Going Home Again
August 1, 2009
My Alitalia flight from Milan to Palermo, Sicily was just as I expected.
I braced myself for the sight that would unfold before me as we began our apporach to Punta Raisi airport. Jagged Mount Pellegrino came into view, seeming to loom out of the water. I had seen this view five times before, but each time, it was breathtaking. Legend has it that the bones of Saint Rosalia are buried there. (She is a huge star in the litany of saints that Sicilians adore).
Whenever I am in Sicily, I tell myself that I have come home, completing the full circle trip that my grandfather, Rosario Saporito began when he was 25 years old. He left Sicily, as many did in the early 1900s, to come to America, in search of a better life. He found it in Rochester New York, where he worked for the railroad.

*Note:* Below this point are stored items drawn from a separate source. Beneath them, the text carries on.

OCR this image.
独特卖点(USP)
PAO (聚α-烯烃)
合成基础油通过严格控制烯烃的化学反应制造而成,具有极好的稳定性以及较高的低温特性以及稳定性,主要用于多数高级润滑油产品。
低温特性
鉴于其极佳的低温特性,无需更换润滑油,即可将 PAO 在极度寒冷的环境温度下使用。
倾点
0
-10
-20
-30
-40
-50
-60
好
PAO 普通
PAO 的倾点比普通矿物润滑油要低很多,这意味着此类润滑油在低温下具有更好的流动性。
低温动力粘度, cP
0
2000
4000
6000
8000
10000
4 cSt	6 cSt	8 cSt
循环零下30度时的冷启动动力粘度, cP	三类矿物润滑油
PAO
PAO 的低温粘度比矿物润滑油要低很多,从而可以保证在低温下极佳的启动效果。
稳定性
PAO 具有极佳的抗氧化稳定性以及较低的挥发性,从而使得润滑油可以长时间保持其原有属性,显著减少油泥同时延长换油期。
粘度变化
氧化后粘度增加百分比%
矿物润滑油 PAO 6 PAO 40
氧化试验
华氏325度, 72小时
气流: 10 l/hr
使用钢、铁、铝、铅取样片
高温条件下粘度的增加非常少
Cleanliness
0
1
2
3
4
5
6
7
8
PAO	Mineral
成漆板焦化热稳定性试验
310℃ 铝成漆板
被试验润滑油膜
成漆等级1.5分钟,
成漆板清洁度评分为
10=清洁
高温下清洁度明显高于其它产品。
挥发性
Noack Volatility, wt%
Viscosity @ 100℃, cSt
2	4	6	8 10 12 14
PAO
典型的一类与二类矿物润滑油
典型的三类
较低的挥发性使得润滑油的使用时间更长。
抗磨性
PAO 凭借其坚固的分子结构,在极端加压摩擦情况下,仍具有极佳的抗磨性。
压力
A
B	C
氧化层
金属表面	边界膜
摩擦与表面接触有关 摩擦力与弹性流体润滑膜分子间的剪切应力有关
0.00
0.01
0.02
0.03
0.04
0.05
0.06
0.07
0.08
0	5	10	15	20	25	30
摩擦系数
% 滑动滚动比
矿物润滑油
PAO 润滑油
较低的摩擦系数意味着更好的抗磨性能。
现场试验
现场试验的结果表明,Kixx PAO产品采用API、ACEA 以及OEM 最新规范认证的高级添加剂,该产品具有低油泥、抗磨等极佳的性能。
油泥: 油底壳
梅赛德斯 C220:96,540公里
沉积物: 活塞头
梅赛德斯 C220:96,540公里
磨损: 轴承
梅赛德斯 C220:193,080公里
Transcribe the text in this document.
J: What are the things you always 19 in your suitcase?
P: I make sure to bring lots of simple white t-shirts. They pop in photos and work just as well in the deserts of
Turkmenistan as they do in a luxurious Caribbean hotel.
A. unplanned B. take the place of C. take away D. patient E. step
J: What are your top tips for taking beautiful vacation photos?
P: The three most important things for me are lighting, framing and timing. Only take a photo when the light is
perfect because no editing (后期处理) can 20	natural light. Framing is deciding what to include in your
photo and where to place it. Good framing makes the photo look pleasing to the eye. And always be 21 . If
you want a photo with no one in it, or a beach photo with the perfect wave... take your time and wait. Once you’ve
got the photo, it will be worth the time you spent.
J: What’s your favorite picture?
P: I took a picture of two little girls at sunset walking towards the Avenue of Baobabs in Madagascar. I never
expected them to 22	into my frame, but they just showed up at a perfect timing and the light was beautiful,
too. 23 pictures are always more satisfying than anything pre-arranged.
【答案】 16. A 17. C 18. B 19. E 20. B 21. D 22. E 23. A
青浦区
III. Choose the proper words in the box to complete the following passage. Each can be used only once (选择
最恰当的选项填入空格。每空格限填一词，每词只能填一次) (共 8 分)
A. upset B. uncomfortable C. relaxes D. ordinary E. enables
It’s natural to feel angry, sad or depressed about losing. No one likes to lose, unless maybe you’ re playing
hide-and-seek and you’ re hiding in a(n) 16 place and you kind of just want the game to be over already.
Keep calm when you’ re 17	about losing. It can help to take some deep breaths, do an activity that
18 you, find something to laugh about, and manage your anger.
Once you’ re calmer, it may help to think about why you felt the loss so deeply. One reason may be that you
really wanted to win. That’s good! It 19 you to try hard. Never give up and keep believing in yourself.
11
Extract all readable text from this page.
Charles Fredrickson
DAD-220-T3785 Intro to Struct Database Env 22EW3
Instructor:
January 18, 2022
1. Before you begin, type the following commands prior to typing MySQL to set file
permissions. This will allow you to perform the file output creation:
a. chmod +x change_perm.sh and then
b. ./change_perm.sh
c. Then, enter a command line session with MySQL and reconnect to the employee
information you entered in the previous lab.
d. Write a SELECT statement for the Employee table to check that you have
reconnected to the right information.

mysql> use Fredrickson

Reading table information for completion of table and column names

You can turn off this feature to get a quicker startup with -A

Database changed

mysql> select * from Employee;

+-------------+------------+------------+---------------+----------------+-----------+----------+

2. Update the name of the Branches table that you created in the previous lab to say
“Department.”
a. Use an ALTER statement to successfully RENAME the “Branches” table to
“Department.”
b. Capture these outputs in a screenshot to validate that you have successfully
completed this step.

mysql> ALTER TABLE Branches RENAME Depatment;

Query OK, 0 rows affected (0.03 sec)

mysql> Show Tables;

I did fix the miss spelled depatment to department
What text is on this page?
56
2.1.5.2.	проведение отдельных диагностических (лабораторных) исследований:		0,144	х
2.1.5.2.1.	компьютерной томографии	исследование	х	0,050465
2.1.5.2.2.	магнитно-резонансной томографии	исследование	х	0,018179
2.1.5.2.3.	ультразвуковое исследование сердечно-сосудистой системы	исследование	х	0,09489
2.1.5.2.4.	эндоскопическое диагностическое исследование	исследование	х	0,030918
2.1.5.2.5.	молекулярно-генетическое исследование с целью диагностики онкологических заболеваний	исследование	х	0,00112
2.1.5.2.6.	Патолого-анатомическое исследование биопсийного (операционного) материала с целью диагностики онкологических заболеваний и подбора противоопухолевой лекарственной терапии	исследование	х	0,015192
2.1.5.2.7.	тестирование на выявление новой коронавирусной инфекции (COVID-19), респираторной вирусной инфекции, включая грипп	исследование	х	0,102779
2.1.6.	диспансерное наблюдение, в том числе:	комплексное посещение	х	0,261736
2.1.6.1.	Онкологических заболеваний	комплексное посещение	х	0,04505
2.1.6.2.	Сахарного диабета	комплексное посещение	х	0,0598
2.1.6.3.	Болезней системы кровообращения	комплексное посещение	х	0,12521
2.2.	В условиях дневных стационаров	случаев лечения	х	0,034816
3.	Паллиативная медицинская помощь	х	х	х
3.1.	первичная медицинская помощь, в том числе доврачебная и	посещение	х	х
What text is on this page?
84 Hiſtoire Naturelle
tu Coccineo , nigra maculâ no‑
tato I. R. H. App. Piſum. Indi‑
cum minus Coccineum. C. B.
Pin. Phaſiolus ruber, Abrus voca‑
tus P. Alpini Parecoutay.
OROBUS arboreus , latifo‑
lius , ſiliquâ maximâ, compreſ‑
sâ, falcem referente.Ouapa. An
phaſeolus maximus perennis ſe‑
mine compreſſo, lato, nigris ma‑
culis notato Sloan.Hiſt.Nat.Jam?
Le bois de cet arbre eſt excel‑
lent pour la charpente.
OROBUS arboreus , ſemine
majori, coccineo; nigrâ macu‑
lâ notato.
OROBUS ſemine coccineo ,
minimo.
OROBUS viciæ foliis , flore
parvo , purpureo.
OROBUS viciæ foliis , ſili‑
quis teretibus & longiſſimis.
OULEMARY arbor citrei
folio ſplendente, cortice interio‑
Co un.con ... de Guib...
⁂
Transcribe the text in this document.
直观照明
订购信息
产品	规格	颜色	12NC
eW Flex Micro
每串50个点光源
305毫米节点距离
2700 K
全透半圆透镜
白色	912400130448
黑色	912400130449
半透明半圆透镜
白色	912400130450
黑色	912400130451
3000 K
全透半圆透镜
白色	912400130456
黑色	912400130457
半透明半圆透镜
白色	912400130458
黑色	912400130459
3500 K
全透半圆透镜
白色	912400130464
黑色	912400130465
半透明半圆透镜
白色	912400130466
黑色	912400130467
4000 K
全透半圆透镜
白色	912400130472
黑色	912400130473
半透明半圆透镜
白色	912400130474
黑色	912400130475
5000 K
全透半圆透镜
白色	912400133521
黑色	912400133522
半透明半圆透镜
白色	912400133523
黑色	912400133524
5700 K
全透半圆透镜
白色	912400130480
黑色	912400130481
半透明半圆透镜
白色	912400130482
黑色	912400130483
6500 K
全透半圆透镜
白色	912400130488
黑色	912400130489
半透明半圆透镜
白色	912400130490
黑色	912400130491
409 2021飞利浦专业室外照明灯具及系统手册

It felt good to be in the culture again, one that is still not understood by the Italian mainlanders who consider Sicily not part of Italy. What I noticed on this trip was how much improved the roads were, and how Sicilian dialect is still so difficult for me to understand.
The traffic into Palermo city is horrendous and it seems that the vespa is the favorite way to get around. In all this chaos, street vendors sell roasting chestnuts, lumache, semolina bread and prickly pears!
Once I got to the hotel, the Grand Hotel des Palmes, I immediately put myself into the culture and greeted the reservation host with: sono Marianna Esposito, ho una prenotazione.
I think my grandfather would be smiling.